Bref, j'ai refusé de plier en tout et de juste tout reproduire selon leurs préceptes, les laissant choisir ce qui était bon à intégrer ou à rejeter dans mon mode de vie et dans ma manière de penser. J'ai voulu faire des compromis au lieu de tout accepter en bloc. Et visiblement, ce n'est pas passé, puisque maintenant je suis aussi la cible de mes ex beaux-parents et de mes ex beaux-frères et belle-soeur, qui n'hésitent pas à me calomnier (leurs témoignages montrent en quoi c'est mal de ne pas voir l'intérêt d'un jardin sous le même regard que le leur, de ne pas m'alimenter comme eux... Sans compter l'argument d'autorité de mon ex belle-soeur de "je suis psychologue du travail donc je sais que mon beau-frère est quelqu'un inapte à s'occuper d'enfants car j'ai vu des éléments de dépression chez lui".

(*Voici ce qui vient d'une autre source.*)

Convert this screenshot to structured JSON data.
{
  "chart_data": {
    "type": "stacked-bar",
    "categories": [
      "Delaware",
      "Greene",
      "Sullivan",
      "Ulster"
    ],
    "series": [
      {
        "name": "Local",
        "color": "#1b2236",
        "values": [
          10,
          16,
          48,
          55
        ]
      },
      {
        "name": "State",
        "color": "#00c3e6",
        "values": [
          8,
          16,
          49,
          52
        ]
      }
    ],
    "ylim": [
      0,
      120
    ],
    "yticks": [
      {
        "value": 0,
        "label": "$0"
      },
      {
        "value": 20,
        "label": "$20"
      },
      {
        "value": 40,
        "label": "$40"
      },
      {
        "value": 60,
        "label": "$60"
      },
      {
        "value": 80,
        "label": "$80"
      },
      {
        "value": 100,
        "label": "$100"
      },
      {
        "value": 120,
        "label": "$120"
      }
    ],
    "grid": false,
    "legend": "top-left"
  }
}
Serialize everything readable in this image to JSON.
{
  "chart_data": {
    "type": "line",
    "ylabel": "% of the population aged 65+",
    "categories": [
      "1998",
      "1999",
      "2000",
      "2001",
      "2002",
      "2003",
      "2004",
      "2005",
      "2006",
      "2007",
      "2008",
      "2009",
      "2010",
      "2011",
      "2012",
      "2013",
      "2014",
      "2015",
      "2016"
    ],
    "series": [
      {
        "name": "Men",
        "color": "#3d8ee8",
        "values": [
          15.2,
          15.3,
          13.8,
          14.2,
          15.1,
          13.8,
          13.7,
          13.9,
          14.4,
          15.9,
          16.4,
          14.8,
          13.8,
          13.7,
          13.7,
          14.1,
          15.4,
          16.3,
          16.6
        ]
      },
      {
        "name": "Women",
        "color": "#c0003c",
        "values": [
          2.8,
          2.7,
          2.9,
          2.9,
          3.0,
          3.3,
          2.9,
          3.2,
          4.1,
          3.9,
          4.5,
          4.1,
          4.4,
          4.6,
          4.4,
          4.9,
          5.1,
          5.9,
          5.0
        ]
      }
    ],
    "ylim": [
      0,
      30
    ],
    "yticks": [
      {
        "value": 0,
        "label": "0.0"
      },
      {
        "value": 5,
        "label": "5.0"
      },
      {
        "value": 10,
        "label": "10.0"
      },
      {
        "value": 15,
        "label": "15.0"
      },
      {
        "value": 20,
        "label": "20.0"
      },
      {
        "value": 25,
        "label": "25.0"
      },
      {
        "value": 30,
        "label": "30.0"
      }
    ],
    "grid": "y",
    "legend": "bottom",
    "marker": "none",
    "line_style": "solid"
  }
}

Bref, voilà les grandes lignes. Par contre, ce qu'il faut retenir de tout ça, c'est que vous n'avez là que ma seule vision des choses, ce qui est déjà biaisé. On rajoute que les circonstances m'amènent à avoir un jugement particulièrement sévère et critique sur l'ensemble et c'est donc fortement orienté. J'essaie de relater les choses, mais c'est forcément partial.